Judge denies request for new trial for convicted killer after appeal filed tied to EBR flawed jury selection process

Judge summons new jury pool after glitch in system reveals it excludes anyone under age of 26

EAST BATON ROUGE PARISH, LA (WAFB) - A judge has denied a request for a new trial for David Bueso, accused of killing his roommate in 2017. His legal team filed the appeal after a recent state supreme court decision regarding jury selections in East Baton Rouge Parish. A computer glitch prevented anyone under the age of 26 from being selected for jury duty.

More appeals from other cases are likely.

Attorneys for Bueso filed the appeal Monday, April 22, saying the makeup of both the grand jury that indicted Bueso and the petit jury that convicted him improperly excluded a segment of the population.

A judge denied that appeal Friday, April 26.

New trial request denied for convicted killer

“I think it’s a very clear case of what should happen,” said attorney Kyla Blanchard-Romanach.

Bueso was convicted by a non-unanimous jury earlier in 2019 for the 2017 beating death of his roommate on Coy Avenue in the Gardere area.

In an unrelated case, lawyers for a man accused of killing a Shreveport police officer discovered during jury selection in East Baton Rouge Parish in early April that no one under the age of 26 had been summoned for jury duty.

"It is the worst injustice that I've seen in my over 20 year career,” said Romanach.

It was later discovered a glitch in the parish’s jury selection computer server had prevented anyone under the age of 26 from being selected for jury duty since 2011. The glitch also excluded new residents to the parish. In that case, the Louisiana Supreme Court ordered that a new jury pool be summoned. The trial had not yet started.

"If we're going to send people to prison, we've got to get it right and I don't think the East Baton Rouge has gotten it right," said Romanach.

In the Bueso case, lawyers argued the flawed jury selection should be the basis for granting him a new trial.

“The petit jury in Mr.
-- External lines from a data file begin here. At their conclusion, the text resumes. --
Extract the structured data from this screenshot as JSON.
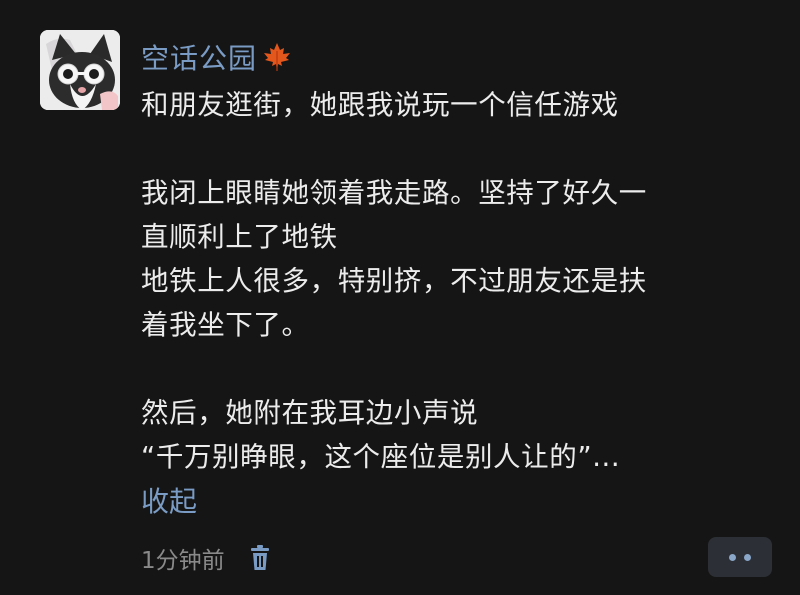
{
  "post": {
    "username": "空话公园",
    "username_icon": "maple-leaf-icon",
    "lines": [
      "和朋友逛街，她跟我说玩一个信任游戏",
      "",
      "我闭上眼睛她领着我走路。坚持了好久一",
      "直顺利上了地铁",
      "地铁上人很多，特别挤，不过朋友还是扶",
      "着我坐下了。",
      "",
      "然后，她附在我耳边小声说",
      "“千万别睁眼，这个座位是别人让的”..."
    ],
    "collapse_label": "收起",
    "time": "1分钟前",
    "delete_icon": "trash-icon",
    "more_icon": "more-dots-icon"
  },
  "colors": {
    "background": "#151515",
    "text": "#ececec",
    "link": "#7a9bc4",
    "meta": "#8a8a8a",
    "more_button_bg": "#2c2f35"
  }
}
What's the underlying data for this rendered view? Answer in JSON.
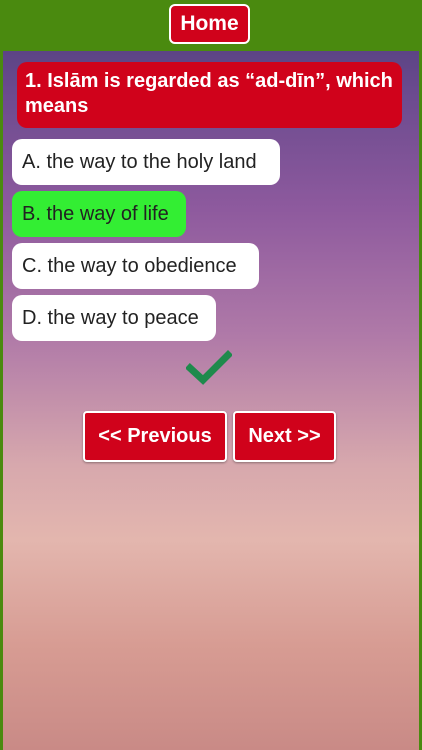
{
  "header": {
    "home_label": "Home"
  },
  "question": {
    "text": "1. Islām is regarded as “ad-dīn”, which means"
  },
  "options": [
    {
      "label": "A. the way to the holy land",
      "correct": false
    },
    {
      "label": "B. the way of life",
      "correct": true
    },
    {
      "label": "C. the way to obedience",
      "correct": false
    },
    {
      "label": "D. the way to peace",
      "correct": false
    }
  ],
  "feedback": {
    "icon": "checkmark-icon",
    "color": "#1e8a4c"
  },
  "navigation": {
    "previous_label": "<< Previous",
    "next_label": "Next >>"
  },
  "colors": {
    "top_bar": "#4a8a0f",
    "button_red": "#d0021b",
    "correct_green": "#33ee33"
  }
}
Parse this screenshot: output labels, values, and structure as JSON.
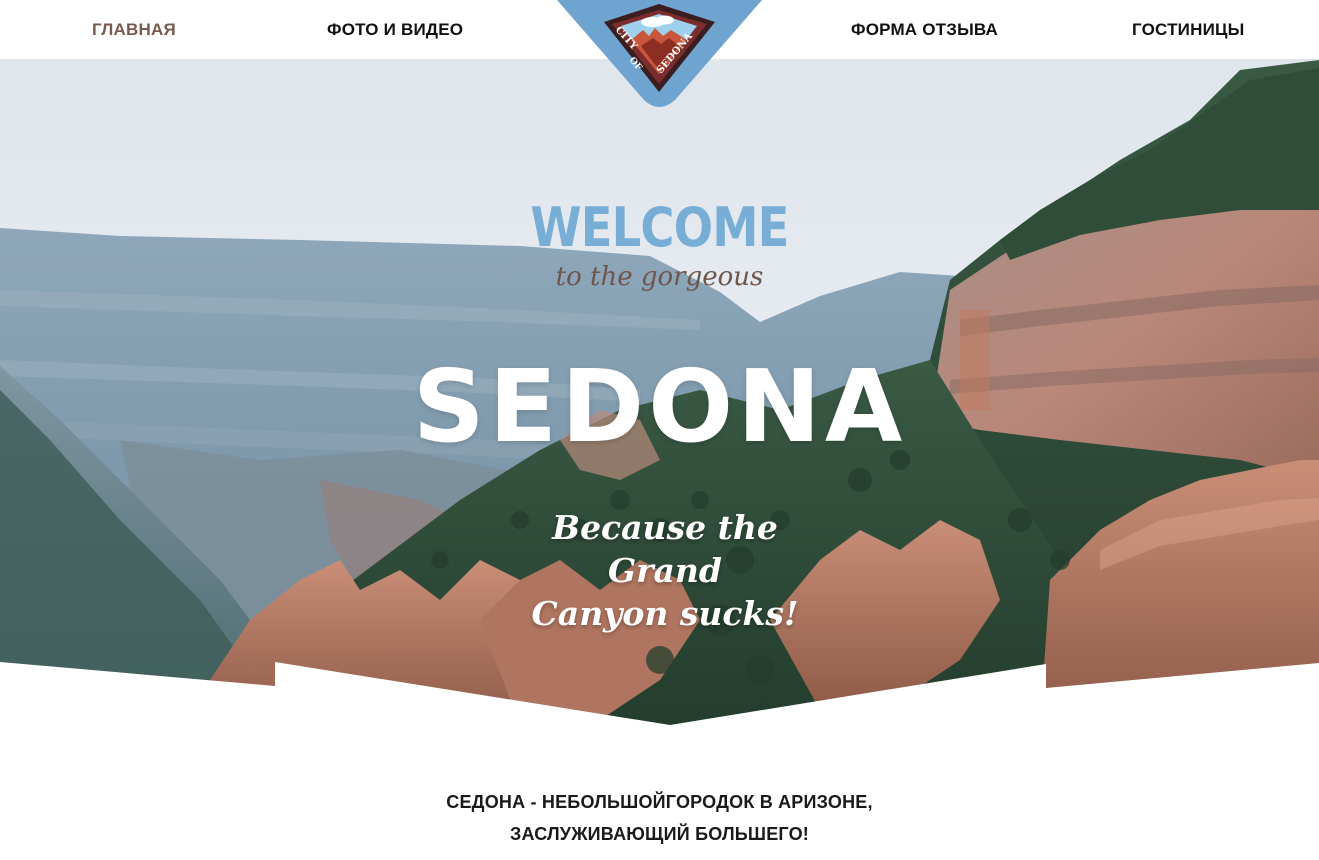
{
  "nav": {
    "items": [
      {
        "label": "ГЛАВНАЯ",
        "active": true
      },
      {
        "label": "ФОТО И ВИДЕО",
        "active": false
      },
      {
        "label": "ФОРМА ОТЗЫВА",
        "active": false
      },
      {
        "label": "ГОСТИНИЦЫ",
        "active": false
      }
    ],
    "active_color": "#7a5a4e"
  },
  "logo": {
    "icon": "city-of-sedona-logo",
    "text": "CITY OF SEDONA"
  },
  "hero": {
    "welcome": "WELCOME",
    "subtitle": "to the gorgeous",
    "title": "SEDONA",
    "tagline_line1": "Because the Grand",
    "tagline_line2": "Canyon sucks!"
  },
  "intro": {
    "line1": "СЕДОНА - НЕБОЛЬШОЙГОРОДОК В АРИЗОНЕ,",
    "line2": "ЗАСЛУЖИВАЮЩИЙ БОЛЬШЕГО!"
  },
  "colors": {
    "accent_blue": "#78aed6",
    "logo_blue": "#6fa3d0",
    "brown": "#6e564c",
    "rock_red": "#b0634d"
  }
}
Bueso’s case was illegally constituted in violation of both the federal and state constitutions and statutory law,” attorneys Kyla Blanchard-Romanach and Ashley Chandler argued in their motion for a new trial. “The grand jury that indicted Mr. Bueso was similarly illegally constituted,” the filing also claims.

District Attorney Hillar Moore though says he does not believe the Supreme Court ruling can be applied in Bueso’s case based on how the law reads. "The courts will decide eventually what they believe that the law is but we do not believe that this will be made retroactive," said Moore.

When Bueso was arrested in 2017, investigators say they found his roommate’s blood on Bueso’s clothing, but he denied killing him.

It is one of a number of appeals that could soon pop up citing the flawed jury process but Moore believes the cases that have already been decided will stand.

"No other such motions have ever been made so we believe that this is really limited to this one case,” he added.

Romanach says they are confident their case will succeed, but she tells WAFB they are already prepared to appeal the case further if not.